International information
- National side: Ireland;

Career statistics
| Competition | First-class |
| Matches | 31 |
| Runs scored | 766 |
| Batting average | 15.01 |
| 100s/50s | 0/2 |
| Top score | 64 |
| Balls bowled | 6,105 |
| Wickets | 79 |
| Bowling average | 24.00 |
| 5 wickets in innings | 1 |
| 10 wickets in match | 0 |
| Best bowling | 5/48 |
| Catches/stumpings | 11/– |
- Source: CricketArchive, 16 November 2022

= Eddie Ingram =

Irish cricketer (1910–1973)

Edward Ingram (14 August 1910 – 13 March 1973) was an Irish cricketer. A right-handed batsman and right-arm medium pace/leg spin bowler, he played 48 times for the Ireland cricket team between 1928 and 1953 including nineteen first-class matches.

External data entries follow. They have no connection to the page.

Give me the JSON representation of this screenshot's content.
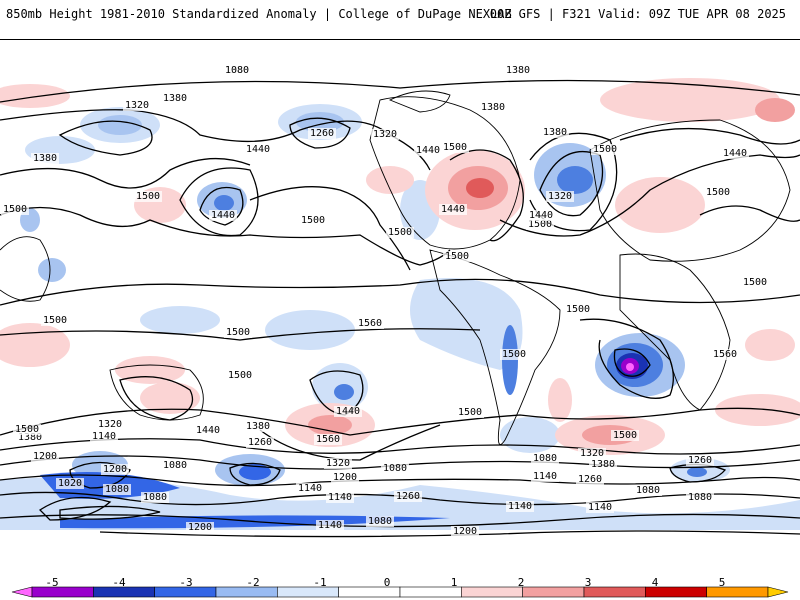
{
  "header": {
    "title_left": "850mb Height 1981-2010 Standardized Anomaly | College of DuPage NEXLAB",
    "title_right": "00Z GFS | F321 Valid: 09Z TUE APR 08 2025"
  },
  "map": {
    "contour_labels": [
      "1380",
      "1380",
      "1320",
      "1380",
      "1260",
      "1320",
      "1380",
      "1440",
      "1380",
      "1500",
      "1440",
      "1500",
      "1440",
      "1500",
      "1440",
      "1500",
      "1380",
      "1500",
      "1500",
      "1440",
      "1500",
      "1500",
      "1320",
      "1440",
      "1500",
      "1500",
      "1500",
      "1560",
      "1500",
      "1500",
      "1500",
      "1560",
      "1500",
      "1440",
      "1500",
      "1500",
      "1380",
      "1320",
      "1440",
      "1380",
      "1260",
      "1560",
      "1500",
      "1200",
      "1140",
      "1080",
      "1320",
      "1080",
      "1140",
      "1200",
      "1080",
      "1320",
      "1380",
      "1260",
      "1140",
      "1200",
      "1080",
      "1020",
      "1080",
      "1260",
      "1140",
      "1080",
      "1140",
      "1260",
      "1080",
      "1140",
      "1200",
      "1080",
      "1200",
      "1140",
      "1080"
    ]
  },
  "colorbar": {
    "ticks": [
      "-5",
      "-4",
      "-3",
      "-2",
      "-1",
      "0",
      "1",
      "2",
      "3",
      "4",
      "5"
    ],
    "colors": [
      "#ff66ff",
      "#9900cc",
      "#1a33b3",
      "#3366e6",
      "#99bbf2",
      "#d9e8fb",
      "#ffffff",
      "#ffffff",
      "#fbd4d4",
      "#f2a0a0",
      "#e05a5a",
      "#cc0000",
      "#ff9900",
      "#ffcc00"
    ]
  }
}
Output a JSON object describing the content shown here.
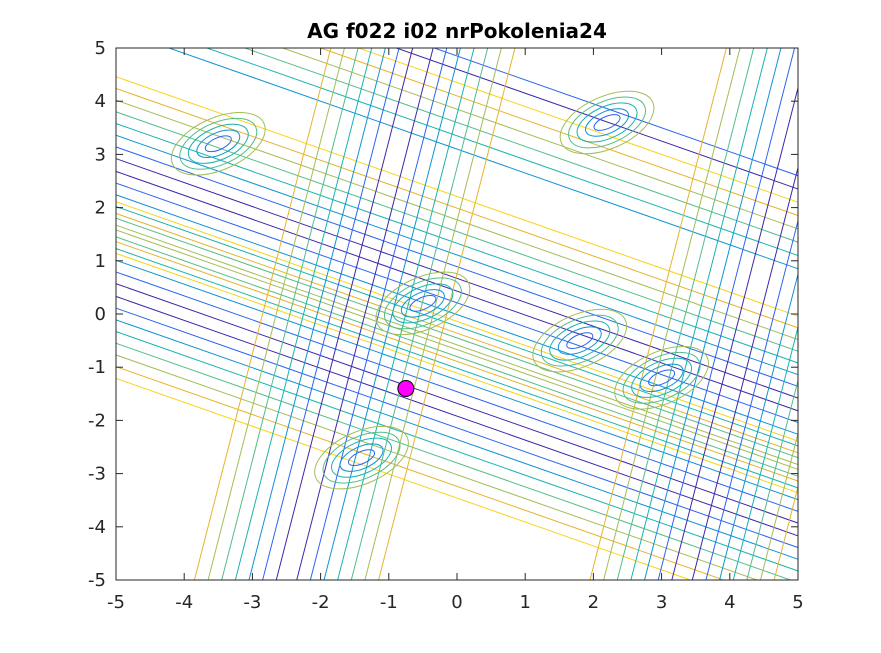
{
  "chart_data": {
    "type": "contour",
    "title": "AG f022 i02 nrPokolenia24",
    "xlabel": "",
    "ylabel": "",
    "xlim": [
      -5,
      5
    ],
    "ylim": [
      -5,
      5
    ],
    "x_ticks": [
      "-5",
      "-4",
      "-3",
      "-2",
      "-1",
      "0",
      "1",
      "2",
      "3",
      "4",
      "5"
    ],
    "y_ticks": [
      "5",
      "4",
      "3",
      "2",
      "1",
      "0",
      "-1",
      "-2",
      "-3",
      "-4",
      "-5"
    ],
    "grid": false,
    "legend": "none",
    "colormap": [
      "#3e26a8",
      "#2c64f0",
      "#0f93d4",
      "#19b3b0",
      "#52bd8a",
      "#a3bd56",
      "#e5b42e",
      "#f8d31b"
    ],
    "contour_families": [
      {
        "name": "diagonal-band-upper",
        "direction": [
          -0.45,
          1
        ],
        "center_line": {
          "point": [
            0,
            0.55
          ]
        }
      },
      {
        "name": "diagonal-band-lower",
        "direction": [
          -0.45,
          1
        ],
        "center_line": {
          "point": [
            0,
            -1.8
          ]
        }
      }
    ],
    "marker": {
      "x": -0.75,
      "y": -1.4,
      "color": "#ff00ff",
      "edge": "#000000",
      "shape": "circle"
    }
  }
}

He also played county cricket for Middlesex, playing twelve times between 1938 and 1949.

==Playing career==
Ingram was educated at Belvedere College in Dublin. He made his debut for the Ireland cricket team against the MCC in a first-class match ten days before his 18th birthday. He continued to play in the Ireland team, mainly playing against the MCC and Scotland in addition to internationals against Australia and New Zealand.

He began playing for Middlesex in 1938, making his debut in a County Championship match against Worcestershire. He was never a regular in the Middlesex side, which allowed him to continue playing for Ireland, his career interrupted only by the Second World War. He played for Ireland against various English county teams, also playing internationals against Scotland, South Africa and India.

His last game for Middlesex came in June 1949 against Glamorgan, and his last first-class match was for Ireland against Scotland in July 1953 at the age of 42. This was also his last match overall for Ireland.

==Statistics==
In all matches for Ireland, Ingram scored 1628 runs at an average of 20.10, scoring ten half-centuries with a top score of 83 against the MCC in August 1935. He took 151 wickets at an average of 20.12, taking five wickets in an innings seven times, and ten in a match once, with best innings bowling figures of 7/83 against Australia in September 1938. He captained Ireland eight times.

In first-class cricket, he scored 766 runs at an average of 15.01, scoring two fifties with a top score of 64 for Ireland against Scotland. He took 79 wickets at an average of 24.00 with best bowling figures of 5/48 for Ireland against Scotland. For Middlesex his top score was 28 and his best bowling was 3/7.